On y trouve, pèle-mêle, quantité de tambours (y compris de machines à laver) – caisses maquillées, barriques cabossées et de trompettes – de toutes tailles, de tous tons, à plusieurs pavillons. Ainsi qu’un trombone « de bureau », des pianos d’enfants, des sifflets d’agents. Enfin une « clarinette contrebasse » de quatre mètres de long, qui ne se joue qu’à quatre : « L’un souffle, les trois autres bouchent les trous avec les paumes, ce qui oblige à une décomposition des gestes en respectant la fluidité de la mélodie, belle à regarder et à écouter  » explique l’un des musiciens.

Michel, Patrice, Pierre, Bruno, Jean-François, Hervé, Frédéric, François et Alain sont musiciens, bien sûr, chanteurs à l’occasion ; ils jouent de la basse ou de la guitare, de l’accordéon ou des percussions, de la trompette, du trombone ou du saxophone. Dans leur spectacle Hors les rails, ils jouent aussi de la barrière de passage à niveau, sur laquelle chaque tige de métal est une note : «  Nous ne faisons pas de trompe-l’œil mais du trompe-l’oreille, en camouflant un instrument de musique derrière chaque objet », explique Jean-François Hoël.
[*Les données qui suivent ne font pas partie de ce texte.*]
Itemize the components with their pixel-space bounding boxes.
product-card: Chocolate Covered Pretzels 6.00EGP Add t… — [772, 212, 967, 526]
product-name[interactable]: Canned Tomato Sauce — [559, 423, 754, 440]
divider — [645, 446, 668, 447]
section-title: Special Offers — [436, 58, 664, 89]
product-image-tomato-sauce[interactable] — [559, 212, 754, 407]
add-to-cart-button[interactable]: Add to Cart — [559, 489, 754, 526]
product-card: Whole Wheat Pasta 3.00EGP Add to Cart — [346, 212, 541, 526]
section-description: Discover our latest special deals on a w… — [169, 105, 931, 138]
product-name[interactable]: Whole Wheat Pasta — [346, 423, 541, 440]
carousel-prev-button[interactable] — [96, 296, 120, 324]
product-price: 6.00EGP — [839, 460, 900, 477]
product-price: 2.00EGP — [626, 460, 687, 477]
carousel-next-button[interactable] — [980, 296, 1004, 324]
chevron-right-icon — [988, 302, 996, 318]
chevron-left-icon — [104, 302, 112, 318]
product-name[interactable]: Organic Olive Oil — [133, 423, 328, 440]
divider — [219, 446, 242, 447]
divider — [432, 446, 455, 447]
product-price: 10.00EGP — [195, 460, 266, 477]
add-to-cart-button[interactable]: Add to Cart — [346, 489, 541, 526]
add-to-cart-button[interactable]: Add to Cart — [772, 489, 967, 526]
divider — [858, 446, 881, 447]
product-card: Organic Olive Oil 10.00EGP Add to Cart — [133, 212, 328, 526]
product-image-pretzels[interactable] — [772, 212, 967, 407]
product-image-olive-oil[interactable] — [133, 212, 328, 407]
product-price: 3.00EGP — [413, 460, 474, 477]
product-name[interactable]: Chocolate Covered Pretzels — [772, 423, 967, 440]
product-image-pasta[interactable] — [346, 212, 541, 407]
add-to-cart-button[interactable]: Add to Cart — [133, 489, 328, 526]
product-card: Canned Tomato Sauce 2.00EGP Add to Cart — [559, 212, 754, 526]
Zic Zazou, en trois décennies, a surtout connu la reconnaissance et le succès dans la rue, lors de mémorables déambulations collectives qui ont emmené la troupe jusqu’au Costa Rica, au Mexique, en Australie, à Hong Kong. Depuis l’origine, un membre, un seul, a passé la main.

Leurs créations : La Bête dans la Ville (1988), La Fantastique Chevauchée (1994), Ze Spectacle (1995), En 1000 morceaux (1998), Le Kiosque (2000), Brocante Sonore (2004), Hors les Rails (2006), Obstinato (2010) et La preuve par 9 (2011). Ils ont enregistré 5 CD, un DVD et reçu plusieurs prix.

En 2012, la compagnie a connu son pic de notoriété grâce à un coup d’éclat télévisuel : devant 2 millions de téléspectateurs, Zic Zazou a remporté la « La grande battle », sur France 2, en interprétant en bleu de travail le grand air du Carmen de Bizet (joué entre autres sur caisse de vin millésimé).

Zic Zazou, désormais, cumule une soixantaine de dates chaque saison. Et fait en Picardie figure d’institution locale. « À Amiens, nous finissons par avoir pas mal de fans, notamment des jeunes adultes qui nous voyaient déjà dans la rue quand ils étaient gosses », s’amuse Michel Berte.

Certains membres du groupe interviennent régulièrement en milieu scolaire pour apprendre les secrets du bruitage aux enfants : « Je leur donne à bruiter des séquences de Mon Oncle, de Jacques Tati. » explique Michel Berte. De quoi préparer la relève.